Our “Funny” Clock

Our “Funny” Clock


“I can’t read that clock,” exclaims a seven year old students in dismay about our clock on the studio wall.  “Why does it have letters instead of numbers?” They want to know. After they figure it out, it’s like being part of a secret club or breaking a mysterious code.

We love our “circle of fifths” clock.  The circle of fifths helps us understand the basic structure of musical composition that has been in use in so called western music from the early 1700s through the present time.
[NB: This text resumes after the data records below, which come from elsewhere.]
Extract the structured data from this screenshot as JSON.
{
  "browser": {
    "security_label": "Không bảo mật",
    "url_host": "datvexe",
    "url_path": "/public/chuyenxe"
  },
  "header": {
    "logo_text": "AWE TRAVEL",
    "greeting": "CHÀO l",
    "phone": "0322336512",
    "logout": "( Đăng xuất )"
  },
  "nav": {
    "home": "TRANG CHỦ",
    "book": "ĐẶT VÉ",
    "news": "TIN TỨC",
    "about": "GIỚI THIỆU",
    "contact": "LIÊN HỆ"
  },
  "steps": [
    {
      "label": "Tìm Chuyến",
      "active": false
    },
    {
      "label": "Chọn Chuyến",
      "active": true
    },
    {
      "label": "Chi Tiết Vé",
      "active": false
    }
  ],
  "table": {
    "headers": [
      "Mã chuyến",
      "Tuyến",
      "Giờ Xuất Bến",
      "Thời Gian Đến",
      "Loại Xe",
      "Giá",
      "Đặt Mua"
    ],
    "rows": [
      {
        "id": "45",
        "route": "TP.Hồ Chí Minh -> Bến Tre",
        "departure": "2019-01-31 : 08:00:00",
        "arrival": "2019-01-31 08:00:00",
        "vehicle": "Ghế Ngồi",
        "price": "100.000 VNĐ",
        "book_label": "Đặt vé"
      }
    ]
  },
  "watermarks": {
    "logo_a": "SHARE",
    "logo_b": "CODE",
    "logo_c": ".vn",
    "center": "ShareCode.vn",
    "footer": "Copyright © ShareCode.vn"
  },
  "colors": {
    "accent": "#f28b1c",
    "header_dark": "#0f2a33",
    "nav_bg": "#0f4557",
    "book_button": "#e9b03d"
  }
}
In our circle of 5ths clock, C is at the top.  Counting five notes in order up the scale CDEFG brings you to G  likewise GABCD brings you to D etc.  Each key is 5 notes up from the previous one.  Since we are using scale notes, the fifth note of B scale takes us  to F# (A/K/A G flat) from F# we work our way back by 5ths up to C.

The circle represents many things to us, most importantly how scales are interrelated, and how chords follow a downward path of 5ths to resolution.  In a simple example, a song ending in the key of C would always have a G chord (or G7) immediately preceeding it. Further it likely would go from D to G to C, or even further down the circle, from E minor to A minor to D minor to G to C.  If the song were in the key of G, it would always need to end in D7 then come home to G.  300 years of conditioning have caused our ears to expect this resolution.  As an example, think through Happy Birthday to You, but stop directly before the end of the song, on TO.. and notice the gravitational pulled toward YOU. It almost seems impossible to stop at “TO”.
Our students begin learning the first five notes of all 12  scales (which lay under 5 fingers comfortably), and they learn that every scale follows the same pattern of construction.  From these scales we can change one note, and easily learn all 12 minor scales, as well as all 24 major and minor chords by playing only fingers 1 – 3 and 5; immediate transfer of learning from one concept to another. This is one of the unique aspects of the teaching approach we use. Students learn that we can transpose a song into any other key thus experiencing early the thrill of having the song “sound right” no matter what key they choose.

Being able to transpose a song into other keys is one of the primary skills of a competent keyboard musician because it allows him or her to accommodate the music according to the needs of other instruments and particularly singers who often need to change the key to accommodate their vocal range. This is a fundamental aspect of comprehensive musicianship and why what we teach is more than simply piano lessons. It is our goal that LSMS students be able to play music, not just play songs.

We learn to read and write key signatures.  We learn a simple chord formula for applying the two important chords to a song (“when your melody uses notes 1 – 3 or 5, use the One chord, when it falls on scale degrees  2 or 4, use the Five chord”.  Later, we fill in all 8 notes of each major and minor scale, learning additional chords and how to apply them to the other scale notes of the melody, and become familiar with other positions of the basic chords (inversions); more complex types of chords and applications of the chord formula.

Building this solid understanding of musical construction one step at a time makes music more accessible to students in many ways. First, they know how to  interpret more intuitively (for example a “home: chord might be accented , or have a slight hesitation or ritard, a “five” chord might imply acceleration or crescendo) ; how to memorize more confidently and sight read more easily by knowing what chords will be involved in the piece; how to read chord charts or fake books; how to appreciate the structure of the piece and be in on the thrill of anticipating the expected sound and satisfaction of arrival; how to transfer the concepts that are so easy to see in the piano’s linear layout to other instruments which are not so visually obvious; how to compose their own pieces or apply accompaniments to music.